Что ж, по крайней мере невольное признание, что она супруга Марио, помогло ей чувствовать себя более уверенно. Теперь нужно только подыгрывать этой выдумке, пока не обнаружится правда. Но… Она ведь перестала уверять Хуана в своей невиновности, так зачем же ему понадобилось прибегать к обольщению, чтобы заставить ее признаться? Дора задумчиво зачерпнула ладонью воду и вылила на грудь, вдохнув нежный аромат радужной пены.
Барни привлечет своего лучшего адвоката, и ее непричастность к грязной истории будет легко доказана. Например, подписи: конечно, та женщина расписывалась, когда брала деньги в банке. И во время заключения брака в отделе регистрации. Если же мошенница сумела каким-то образом подделать подпись, специалист всегда сможет отличить фальшивку, успокаивала себя девушка. Конечно, лучшим свидетельством явилась бы фотография акта бракосочетания, но логика подсказывала, что такая удача маловероятна. Церемония проходила в спешке, гости отсутствовали, а свидетели были совершенно случайными людьми, так как Марио боялся, что брат сумеет вмешаться и воспрепятствовать браку; девица же, на которой он женился, хотела остаться неузнанной. Да, конечно… Даже если Марио и настоял на фотографии на память, лже-Дора наверняка позаботилась о том, чтобы не было сделано ни одного отпечатка. Будь в машине или на квартире Марио какие-нибудь фото, Хуан наверняка обнаружил бы их и она бы сейчас здесь не сидела…

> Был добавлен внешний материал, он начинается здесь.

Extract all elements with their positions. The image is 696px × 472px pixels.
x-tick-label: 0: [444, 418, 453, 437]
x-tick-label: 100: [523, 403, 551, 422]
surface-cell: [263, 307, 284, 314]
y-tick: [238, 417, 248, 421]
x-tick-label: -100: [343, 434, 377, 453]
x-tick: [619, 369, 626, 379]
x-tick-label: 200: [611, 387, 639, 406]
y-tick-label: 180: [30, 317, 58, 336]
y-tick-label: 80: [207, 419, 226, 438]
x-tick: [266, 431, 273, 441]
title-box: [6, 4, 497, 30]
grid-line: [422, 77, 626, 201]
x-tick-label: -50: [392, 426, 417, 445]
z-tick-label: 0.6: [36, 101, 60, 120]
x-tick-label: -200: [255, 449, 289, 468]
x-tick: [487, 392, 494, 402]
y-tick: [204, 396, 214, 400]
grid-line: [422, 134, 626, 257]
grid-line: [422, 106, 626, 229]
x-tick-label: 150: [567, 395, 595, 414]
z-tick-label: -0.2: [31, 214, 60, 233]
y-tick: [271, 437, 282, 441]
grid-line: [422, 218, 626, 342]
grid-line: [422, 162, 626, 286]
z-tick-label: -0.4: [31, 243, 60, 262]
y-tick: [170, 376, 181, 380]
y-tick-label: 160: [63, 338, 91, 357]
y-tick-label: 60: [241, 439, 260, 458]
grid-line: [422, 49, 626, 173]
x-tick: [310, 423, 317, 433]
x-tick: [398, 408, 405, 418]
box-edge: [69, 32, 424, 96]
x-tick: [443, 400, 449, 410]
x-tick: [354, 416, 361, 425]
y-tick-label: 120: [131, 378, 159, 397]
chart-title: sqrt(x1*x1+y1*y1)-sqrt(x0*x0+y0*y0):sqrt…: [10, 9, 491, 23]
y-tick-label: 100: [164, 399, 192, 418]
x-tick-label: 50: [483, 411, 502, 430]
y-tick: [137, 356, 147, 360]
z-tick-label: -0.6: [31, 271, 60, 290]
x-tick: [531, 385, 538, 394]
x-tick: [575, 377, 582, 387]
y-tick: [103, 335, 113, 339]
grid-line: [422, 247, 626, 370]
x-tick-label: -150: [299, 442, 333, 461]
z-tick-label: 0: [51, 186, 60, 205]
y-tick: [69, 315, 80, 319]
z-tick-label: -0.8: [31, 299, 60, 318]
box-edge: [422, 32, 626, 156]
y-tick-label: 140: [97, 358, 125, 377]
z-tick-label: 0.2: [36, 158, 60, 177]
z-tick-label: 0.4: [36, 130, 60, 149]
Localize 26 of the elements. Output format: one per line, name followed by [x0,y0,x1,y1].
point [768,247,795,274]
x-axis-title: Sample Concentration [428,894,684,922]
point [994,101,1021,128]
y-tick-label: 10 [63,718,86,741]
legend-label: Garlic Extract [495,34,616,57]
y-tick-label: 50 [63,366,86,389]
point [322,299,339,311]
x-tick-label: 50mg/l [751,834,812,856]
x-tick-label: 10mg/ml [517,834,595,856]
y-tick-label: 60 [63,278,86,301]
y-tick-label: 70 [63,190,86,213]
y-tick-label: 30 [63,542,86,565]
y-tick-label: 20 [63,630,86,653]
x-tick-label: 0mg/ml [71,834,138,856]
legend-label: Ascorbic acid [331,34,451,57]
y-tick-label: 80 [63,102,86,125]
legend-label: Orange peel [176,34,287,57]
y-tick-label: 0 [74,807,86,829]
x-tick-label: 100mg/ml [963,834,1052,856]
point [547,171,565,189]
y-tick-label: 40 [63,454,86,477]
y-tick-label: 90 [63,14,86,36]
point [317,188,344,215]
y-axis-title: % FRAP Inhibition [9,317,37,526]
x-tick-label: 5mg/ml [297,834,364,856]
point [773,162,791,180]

Нет, придется положиться на адвоката Барни и надеяться, что в следующий раз, когда ей разрешат встретиться с Марио, тот будет в состоянии понять, что перед ним находится совершенно незнакомая женщина.
Дора вылезла из ванны, дотянулась до голубой махровой простыни и завернулась в нее. Скоро она снова будет в гостеприимном доме Барни и забудет о мрачной угрозе, исходящей от новоявленного конкистадора. На это время ей хватит уверенности в себе, чтобы сыграть навязанную роль. Бог свидетель, ей приходилось долго притворяться перед горячо любимой бабушкой, чтобы та чувствовала себя если и не счастливой, то хотя бы спокойной.